The William Penn Foundation says it has recently awarded $17 million in grants related to providing public access to, or cleanup of, the Delaware River watershed, with a commitment of $30 million through 2017.

The 13,500-square-mile watershed spans from the Catskills in New York through Pennsylvania and New Jersey to the Delaware Bay. It provides drinking water for 15 million people as well as recreational activities. The Schuylkill also falls within the watershed.

“The Foundation’s Watershed Protection Program is a strategic, science-informed approach to conservation, based on the power of the collective impact of organizations working locally to protect or restore priority waterways, from the Catskills and the Poconos to the Delaware Bayshore,” said Andrew Johnson, program director for Watershed Protection at the William Penn Foundation.

Among the 35 grants to nonprofit groups:

  • $335,000 to East Falls Development Corp. to build a landing on the Schuylkill, immediately upstream of the Falls Bridge.

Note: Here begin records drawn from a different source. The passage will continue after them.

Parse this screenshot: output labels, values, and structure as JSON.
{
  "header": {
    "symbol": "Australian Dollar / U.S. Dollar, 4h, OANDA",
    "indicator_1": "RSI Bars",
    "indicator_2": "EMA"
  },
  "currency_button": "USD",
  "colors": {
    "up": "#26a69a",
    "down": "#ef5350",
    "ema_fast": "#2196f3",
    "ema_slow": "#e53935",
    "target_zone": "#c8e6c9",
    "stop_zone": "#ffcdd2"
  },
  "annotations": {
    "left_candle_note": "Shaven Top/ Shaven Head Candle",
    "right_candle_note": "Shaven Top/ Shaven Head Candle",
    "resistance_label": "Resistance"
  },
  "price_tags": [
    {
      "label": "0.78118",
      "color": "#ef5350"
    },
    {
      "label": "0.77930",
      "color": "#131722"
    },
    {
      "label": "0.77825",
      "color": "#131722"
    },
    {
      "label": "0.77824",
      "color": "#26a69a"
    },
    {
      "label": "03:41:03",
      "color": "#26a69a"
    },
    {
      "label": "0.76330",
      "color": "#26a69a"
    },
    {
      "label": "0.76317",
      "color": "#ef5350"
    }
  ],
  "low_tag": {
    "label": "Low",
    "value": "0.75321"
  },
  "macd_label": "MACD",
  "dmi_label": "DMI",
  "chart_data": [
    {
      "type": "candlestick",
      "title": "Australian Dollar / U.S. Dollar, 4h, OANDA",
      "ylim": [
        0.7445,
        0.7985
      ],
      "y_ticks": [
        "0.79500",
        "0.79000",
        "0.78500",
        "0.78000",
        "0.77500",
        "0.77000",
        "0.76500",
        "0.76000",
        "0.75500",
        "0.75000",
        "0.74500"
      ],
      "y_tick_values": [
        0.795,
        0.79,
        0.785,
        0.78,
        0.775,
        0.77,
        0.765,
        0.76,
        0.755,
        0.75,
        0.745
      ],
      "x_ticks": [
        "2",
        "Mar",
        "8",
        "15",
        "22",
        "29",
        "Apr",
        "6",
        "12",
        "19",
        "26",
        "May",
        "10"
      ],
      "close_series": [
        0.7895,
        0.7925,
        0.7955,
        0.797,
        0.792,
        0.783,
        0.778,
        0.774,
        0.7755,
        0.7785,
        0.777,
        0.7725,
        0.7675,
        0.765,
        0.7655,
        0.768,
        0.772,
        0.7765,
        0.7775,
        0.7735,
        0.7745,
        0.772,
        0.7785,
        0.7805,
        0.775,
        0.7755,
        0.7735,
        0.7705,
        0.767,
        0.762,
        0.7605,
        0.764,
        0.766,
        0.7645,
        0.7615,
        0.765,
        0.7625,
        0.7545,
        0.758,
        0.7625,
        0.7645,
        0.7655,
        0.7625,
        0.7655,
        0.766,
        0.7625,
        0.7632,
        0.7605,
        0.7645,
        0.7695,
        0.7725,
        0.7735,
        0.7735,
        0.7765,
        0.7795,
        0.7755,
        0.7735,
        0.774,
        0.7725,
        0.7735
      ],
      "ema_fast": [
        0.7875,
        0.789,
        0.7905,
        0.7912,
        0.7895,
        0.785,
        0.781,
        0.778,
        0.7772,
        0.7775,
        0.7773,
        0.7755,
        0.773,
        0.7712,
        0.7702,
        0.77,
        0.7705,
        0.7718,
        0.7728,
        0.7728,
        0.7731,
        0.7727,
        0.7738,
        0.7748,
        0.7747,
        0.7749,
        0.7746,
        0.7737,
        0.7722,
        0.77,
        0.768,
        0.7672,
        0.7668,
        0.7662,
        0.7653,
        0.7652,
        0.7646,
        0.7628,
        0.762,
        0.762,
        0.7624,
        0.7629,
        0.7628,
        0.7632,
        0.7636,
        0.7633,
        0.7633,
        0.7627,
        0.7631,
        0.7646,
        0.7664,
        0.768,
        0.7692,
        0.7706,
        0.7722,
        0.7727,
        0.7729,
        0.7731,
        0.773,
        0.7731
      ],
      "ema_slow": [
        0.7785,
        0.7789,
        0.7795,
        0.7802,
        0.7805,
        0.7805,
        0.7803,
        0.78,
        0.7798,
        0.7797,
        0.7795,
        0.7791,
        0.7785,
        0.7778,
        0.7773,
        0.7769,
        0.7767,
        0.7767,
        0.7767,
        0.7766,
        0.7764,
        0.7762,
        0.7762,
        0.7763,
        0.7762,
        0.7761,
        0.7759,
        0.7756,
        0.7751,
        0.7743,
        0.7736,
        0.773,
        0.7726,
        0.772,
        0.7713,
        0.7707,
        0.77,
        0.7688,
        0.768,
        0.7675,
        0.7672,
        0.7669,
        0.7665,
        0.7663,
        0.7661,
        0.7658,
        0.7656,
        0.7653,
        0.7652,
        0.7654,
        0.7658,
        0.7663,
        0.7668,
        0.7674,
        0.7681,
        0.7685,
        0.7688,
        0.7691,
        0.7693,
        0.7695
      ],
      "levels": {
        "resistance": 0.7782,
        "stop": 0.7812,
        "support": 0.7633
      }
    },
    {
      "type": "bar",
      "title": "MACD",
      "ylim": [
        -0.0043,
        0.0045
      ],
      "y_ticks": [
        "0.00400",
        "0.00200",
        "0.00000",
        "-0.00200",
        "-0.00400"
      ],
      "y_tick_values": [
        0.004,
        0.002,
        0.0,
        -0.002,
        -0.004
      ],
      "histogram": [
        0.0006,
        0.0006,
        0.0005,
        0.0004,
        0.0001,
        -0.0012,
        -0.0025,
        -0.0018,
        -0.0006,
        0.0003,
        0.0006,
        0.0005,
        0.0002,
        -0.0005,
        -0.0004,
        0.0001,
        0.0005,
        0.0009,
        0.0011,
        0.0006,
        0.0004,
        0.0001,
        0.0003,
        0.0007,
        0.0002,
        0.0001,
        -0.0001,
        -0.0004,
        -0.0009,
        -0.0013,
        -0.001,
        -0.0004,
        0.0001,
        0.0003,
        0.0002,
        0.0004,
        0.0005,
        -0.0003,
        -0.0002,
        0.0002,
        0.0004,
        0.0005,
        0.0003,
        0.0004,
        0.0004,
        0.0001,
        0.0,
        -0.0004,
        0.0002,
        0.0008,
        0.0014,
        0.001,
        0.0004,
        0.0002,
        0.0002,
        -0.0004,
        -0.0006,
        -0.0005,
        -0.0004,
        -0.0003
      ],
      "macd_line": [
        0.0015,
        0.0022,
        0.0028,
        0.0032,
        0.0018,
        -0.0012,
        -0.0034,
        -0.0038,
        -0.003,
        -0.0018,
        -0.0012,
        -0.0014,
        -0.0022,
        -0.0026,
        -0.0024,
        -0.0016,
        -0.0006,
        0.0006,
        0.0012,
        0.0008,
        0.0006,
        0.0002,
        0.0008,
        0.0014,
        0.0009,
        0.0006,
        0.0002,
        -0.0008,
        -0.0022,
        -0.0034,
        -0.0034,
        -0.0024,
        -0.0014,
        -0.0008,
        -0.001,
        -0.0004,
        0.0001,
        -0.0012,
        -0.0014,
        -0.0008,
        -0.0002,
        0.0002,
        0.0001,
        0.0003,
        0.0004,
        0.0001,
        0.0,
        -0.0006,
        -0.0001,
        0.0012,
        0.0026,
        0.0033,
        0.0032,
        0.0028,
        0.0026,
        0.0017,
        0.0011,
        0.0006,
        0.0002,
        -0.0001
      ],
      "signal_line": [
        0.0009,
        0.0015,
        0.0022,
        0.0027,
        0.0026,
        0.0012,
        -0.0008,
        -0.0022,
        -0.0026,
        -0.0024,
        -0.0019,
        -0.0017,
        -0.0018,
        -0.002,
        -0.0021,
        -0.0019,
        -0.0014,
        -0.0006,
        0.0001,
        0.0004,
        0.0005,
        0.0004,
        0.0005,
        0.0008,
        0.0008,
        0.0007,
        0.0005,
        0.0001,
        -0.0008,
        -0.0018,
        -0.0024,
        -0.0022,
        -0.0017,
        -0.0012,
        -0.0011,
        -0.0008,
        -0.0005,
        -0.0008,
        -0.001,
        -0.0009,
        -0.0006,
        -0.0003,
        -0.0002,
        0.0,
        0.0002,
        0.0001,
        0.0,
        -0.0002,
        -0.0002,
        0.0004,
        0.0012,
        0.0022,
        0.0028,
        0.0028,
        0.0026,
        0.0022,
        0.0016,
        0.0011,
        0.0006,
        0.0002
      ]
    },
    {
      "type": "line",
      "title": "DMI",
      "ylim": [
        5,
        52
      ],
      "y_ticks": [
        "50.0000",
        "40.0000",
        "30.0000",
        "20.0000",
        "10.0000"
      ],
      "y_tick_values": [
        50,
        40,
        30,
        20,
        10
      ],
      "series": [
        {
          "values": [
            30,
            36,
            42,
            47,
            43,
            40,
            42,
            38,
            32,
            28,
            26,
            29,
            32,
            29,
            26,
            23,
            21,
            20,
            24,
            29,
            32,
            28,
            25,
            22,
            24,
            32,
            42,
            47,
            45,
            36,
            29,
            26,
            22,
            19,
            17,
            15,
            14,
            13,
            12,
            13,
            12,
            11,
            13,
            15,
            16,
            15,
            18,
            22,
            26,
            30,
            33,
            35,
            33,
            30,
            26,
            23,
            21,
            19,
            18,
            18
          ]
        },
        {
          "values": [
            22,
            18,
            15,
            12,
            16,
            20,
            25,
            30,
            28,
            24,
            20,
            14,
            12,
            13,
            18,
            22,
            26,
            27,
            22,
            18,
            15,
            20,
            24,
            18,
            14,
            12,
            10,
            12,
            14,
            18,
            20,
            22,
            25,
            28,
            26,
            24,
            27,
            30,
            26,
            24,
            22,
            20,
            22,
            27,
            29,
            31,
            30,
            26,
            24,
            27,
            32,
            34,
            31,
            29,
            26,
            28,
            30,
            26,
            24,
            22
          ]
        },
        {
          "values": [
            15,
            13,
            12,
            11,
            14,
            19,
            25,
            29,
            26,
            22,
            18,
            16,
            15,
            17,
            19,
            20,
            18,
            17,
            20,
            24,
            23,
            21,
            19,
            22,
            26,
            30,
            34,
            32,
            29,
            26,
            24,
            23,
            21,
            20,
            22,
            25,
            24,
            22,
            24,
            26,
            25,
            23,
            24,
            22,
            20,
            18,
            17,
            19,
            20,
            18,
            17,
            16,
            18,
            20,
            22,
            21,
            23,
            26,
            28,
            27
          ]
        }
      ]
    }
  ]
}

The landing will provide kayaking and canoeing access from the Schuylkill River Trail.
  • $350,000 to the National Governors Association Center for best practices to launch a water policy institute to provide research.
  • $82,500 to Philadelphia City Rowing to provide environmental education activities and increase program participation.
  • $1.8 million to Cooper’s Ferry Partnership to plan and design circuit trails and parks along the Delaware and Cooper Rivers in Camden.
  • $3.1 million to the National Wildlife Federation to provide support for the Coalition of the Delaware River Watershed, which has 100 member organizations, and to fund cooperative efforts among Pennsylvania, New Jersey, Delaware, and New York for a shared vision of the watershed.
  • $176,000 to the American Sustainable Business Institute to educate and unite business leaders to support clean water policies and initiatives.

The $17 million reflects grants awarded since April, or about six months.  So far for 2017, the foundation has awarded $25.5 million of the $30 million it plans to give.